Take the frame to a glass shop, they will know how to do it and will do a better job. They will have glass setting channel.
If you want it original, Ford didn't use glass setting tape. There was a nickel plated brass channel that kept the glass from rattling but didn't provide much weather resistance. If this cannel is missing, check the glass. It may already be safety glass.
I think the vendors sell the channel but it is very expensive. If you're not building a "points car", have the glass company install the glass with setting tape as Jack says.
The coupe used glass setting channel. Open cars had the brass channel.
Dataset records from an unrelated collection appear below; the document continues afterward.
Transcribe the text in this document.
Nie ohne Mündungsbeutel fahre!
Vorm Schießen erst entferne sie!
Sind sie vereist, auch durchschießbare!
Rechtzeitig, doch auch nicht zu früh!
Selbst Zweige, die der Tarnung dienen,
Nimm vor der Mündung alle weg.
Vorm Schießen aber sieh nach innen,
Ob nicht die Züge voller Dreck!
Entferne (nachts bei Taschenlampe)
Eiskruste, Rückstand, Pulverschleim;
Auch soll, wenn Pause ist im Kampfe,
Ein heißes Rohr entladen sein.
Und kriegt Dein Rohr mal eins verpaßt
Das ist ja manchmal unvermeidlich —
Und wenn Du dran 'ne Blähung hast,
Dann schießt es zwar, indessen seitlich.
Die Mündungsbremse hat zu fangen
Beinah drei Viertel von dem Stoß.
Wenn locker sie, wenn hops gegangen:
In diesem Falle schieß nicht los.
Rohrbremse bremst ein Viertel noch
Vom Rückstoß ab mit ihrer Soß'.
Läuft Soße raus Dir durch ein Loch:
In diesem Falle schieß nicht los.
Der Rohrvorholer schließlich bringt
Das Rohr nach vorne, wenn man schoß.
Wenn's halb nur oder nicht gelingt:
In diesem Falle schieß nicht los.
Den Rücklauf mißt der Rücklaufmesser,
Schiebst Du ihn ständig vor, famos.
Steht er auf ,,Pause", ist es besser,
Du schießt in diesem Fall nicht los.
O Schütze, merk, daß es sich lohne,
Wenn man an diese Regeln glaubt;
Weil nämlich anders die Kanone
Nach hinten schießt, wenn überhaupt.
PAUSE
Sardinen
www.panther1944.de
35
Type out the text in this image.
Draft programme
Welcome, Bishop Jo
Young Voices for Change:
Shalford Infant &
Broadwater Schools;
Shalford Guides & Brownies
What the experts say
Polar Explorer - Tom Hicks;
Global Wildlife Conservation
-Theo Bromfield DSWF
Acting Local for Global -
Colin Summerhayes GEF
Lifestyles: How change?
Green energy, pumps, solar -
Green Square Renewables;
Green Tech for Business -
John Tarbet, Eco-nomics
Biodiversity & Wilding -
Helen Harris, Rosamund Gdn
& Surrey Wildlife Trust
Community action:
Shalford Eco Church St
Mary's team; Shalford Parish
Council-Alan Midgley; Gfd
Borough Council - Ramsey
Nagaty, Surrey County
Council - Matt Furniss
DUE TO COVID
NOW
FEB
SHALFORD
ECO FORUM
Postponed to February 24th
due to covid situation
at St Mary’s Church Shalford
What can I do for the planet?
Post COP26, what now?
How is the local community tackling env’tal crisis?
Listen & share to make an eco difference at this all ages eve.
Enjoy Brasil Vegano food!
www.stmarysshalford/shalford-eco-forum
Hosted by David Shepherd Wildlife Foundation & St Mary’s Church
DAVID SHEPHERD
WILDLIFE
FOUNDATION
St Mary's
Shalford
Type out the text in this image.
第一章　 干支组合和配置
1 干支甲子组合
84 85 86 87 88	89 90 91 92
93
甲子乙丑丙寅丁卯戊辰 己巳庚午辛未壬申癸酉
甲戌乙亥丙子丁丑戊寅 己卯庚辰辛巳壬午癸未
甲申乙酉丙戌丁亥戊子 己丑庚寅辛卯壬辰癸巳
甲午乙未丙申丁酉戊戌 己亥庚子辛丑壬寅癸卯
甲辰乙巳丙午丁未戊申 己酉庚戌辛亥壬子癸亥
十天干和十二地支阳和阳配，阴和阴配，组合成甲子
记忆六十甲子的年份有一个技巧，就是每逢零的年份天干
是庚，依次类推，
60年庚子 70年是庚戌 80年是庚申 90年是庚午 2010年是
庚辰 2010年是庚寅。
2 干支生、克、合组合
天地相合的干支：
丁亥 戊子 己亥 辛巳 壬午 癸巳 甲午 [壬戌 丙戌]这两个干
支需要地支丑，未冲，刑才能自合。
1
The pictures below are of the original Brass/Nickel glass channel on our 1924 Canadian Fordor. I replaced the old plate glass and retained the channel.
As found Original
The answers above seem relate to earlier cars. My '26 Coupe has a pressed steel frame, hinged at the top, which can be removed, complete with hinge. The top channel of this is removed by undoing small screws near the corners. Mine all came out after 86 years. The channel is removed by carefully tapping it via a piece of wood. The bottom/sides part of the channel is then removed in a similar way.
The glass is held in a thin rubber strip folded around the edge. There is no rubber channel.
My glass supplier (in England) had strip of the correct thickness (about 1/16"), but I had to cut down the width. I applied silicone sealant when fitting.
Fitting is quite fiddly - you need an assistant (e.g. wife), but the end result, for me, is very good.